Using dataflake.ldapconnection

dataflake.ldapconnection provides an abstraction layer on top of pyldap. It offers a connection object with simplified methods for inserting, modifying, searching and deleting records in the LDAP directory tree. Failover/redundancy can be achieved by supplying connection data for more than one LDAP server.

API examples

Instantiating a connection object:

1
2
3
 >>> from dataflake.ldapconnection.connection import LDAPConnection
 >>> conn = LDAPConnection()
 >>> conn.addServer('localhost', '1389', 'ldap')

To work with the connection object you need to make sure that a LDAP server is available on the provided host and port.

Now we will search for a record that does not yet exist, then add the missing record and find it when searching again:

 1
 2
 3
 4
 5
 6
 7
 8
 9
10
11
12
 >>> conn.search('ou=users,dc=localhost', fltr='(cn=testing)')
 {'exception': '', 'results': [], 'size': 0}
 >>> data = { 'objectClass': ['top', 'inetOrgPerson']
 ...        , 'cn': 'testing'
 ...        , 'sn': 'Lastname'
 ...        , 'givenName': 'Firstname'
 ...        , 'mail': 'test@test.com'
 ...        , 'userPassword': '5ecret'
 ...        }
 >>> conn.insert('ou=users,dc=localhost', 'cn=testing', attrs=data, bind_dn='cn=Manager,dc=localhost', bind_pwd='secret')
 >>> conn.search('ou=users,dc=localhost', fltr='(cn=testing)')
 {'exception': '', 'results': [{'dn': 'cn=testing,ou=users,dc=localhost', 'cn': ['testing'], 'objectClass': ['top', 'inetOrgPerson'], 'userPassword': ['5ecret'], 'sn': ['Lastname'], 'mail': ['test@test.com'], 'givenName': ['Firstname']}], 'size': 1}

We can edit an existing record:

1
2
3
4
>>> changes = {'givenName': 'John', 'sn': 'Doe'}
>>> conn.modify('cn=testing,ou=users,dc=localhost', attrs=changes, bind_dn='cn=Manager,dc=localhost', bind_pwd='secret')
>>> conn.search('ou=users,dc=localhost', fltr='(cn=testing)')
{'exception': '', 'results': [{'dn': 'cn=testing,ou=users,dc=localhost', 'cn': ['testing'], 'objectClass': ['top', 'inetOrgPerson'], 'userPassword': ['5ecret'], 'sn': ['Doe'], 'mail': ['test@test.com'], 'givenName': ['John']}], 'size': 1}

As the last step, we will delete our testing record:

1
2
3
>>> conn.delete('cn=testing,ou=users,dc=localhost', bind_dn='cn=Manager,dc=localhost', bind_pwd='secret')
>>> conn.search('ou=users,dc=localhost', fltr='(cn=testing)')
{'exception': '', 'results': [], 'size': 0}

The Interfaces page contains more information about the connection APIs.

Handling string encoding for input and output values

LDAP servers expect values sent to them in specific string encodings.
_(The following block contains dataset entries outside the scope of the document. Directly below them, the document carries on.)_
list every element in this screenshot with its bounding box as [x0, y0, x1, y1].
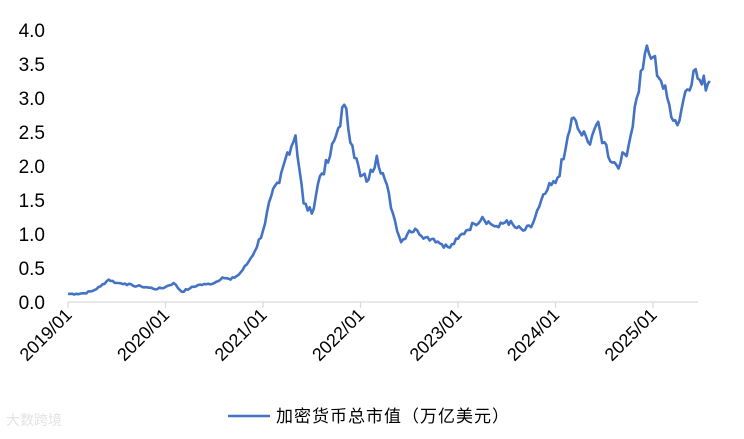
legend-label: 加密货币总市值（万亿美元）	[276, 407, 510, 427]
x-tick-label: 2025/01	[601, 305, 661, 365]
y-tick-label: 2.0	[19, 157, 45, 178]
y-tick-label: 3.0	[19, 89, 45, 110]
y-tick-label: 0.5	[19, 259, 45, 280]
y-tick-label: 0.0	[19, 293, 45, 314]
watermark: 大数跨境	[6, 413, 62, 429]
x-tick-label: 2021/01	[211, 305, 271, 365]
y-tick-label: 1.0	[19, 225, 45, 246]
y-tick-label: 2.5	[19, 123, 45, 144]
x-tick-label: 2022/01	[308, 305, 368, 365]
plot-area	[67, 44, 711, 296]
legend: 加密货币总市值（万亿美元）	[228, 407, 510, 427]
x-tick-label: 2023/01	[406, 305, 466, 365]
series-line-market-cap	[67, 44, 711, 296]
x-axis: 2019/01 2020/01 2021/01 2022/01 2023/01 2024/…	[16, 301, 698, 365]
x-tick-label: 2024/01	[503, 305, 563, 365]
x-tick-label: 2020/01	[113, 305, 173, 365]
y-tick-label: 1.5	[19, 191, 45, 212]
y-tick-label: 3.5	[19, 55, 45, 76]
y-tick-label: 4.0	[19, 21, 45, 42]
y-axis: 0.0 0.5 1.0 1.5 2.0 2.5 3.0 3.5 4.0	[19, 21, 45, 314]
Standards-compliant LDAP servers use UTF-8. They use the same encoding for values returned e.g. by a search. This server-side encoding may not be convenient for communicating with the dataflake.ldapconnection API itself. For this reason the server-side encoding and API encoding can be set individually on connection instances using the attributes ldap_encoding and api_encoding, respectively. The connection instance handles all string encoding transparently.

By default, instances use UTF-8 as ldap_encoding and ISO-8859-1 (Latin-1) as api_encoding. You can assign any valid Python codec name to these attributes. Assigning an empty value or None means that unencoded unicode strings are used under Python 2.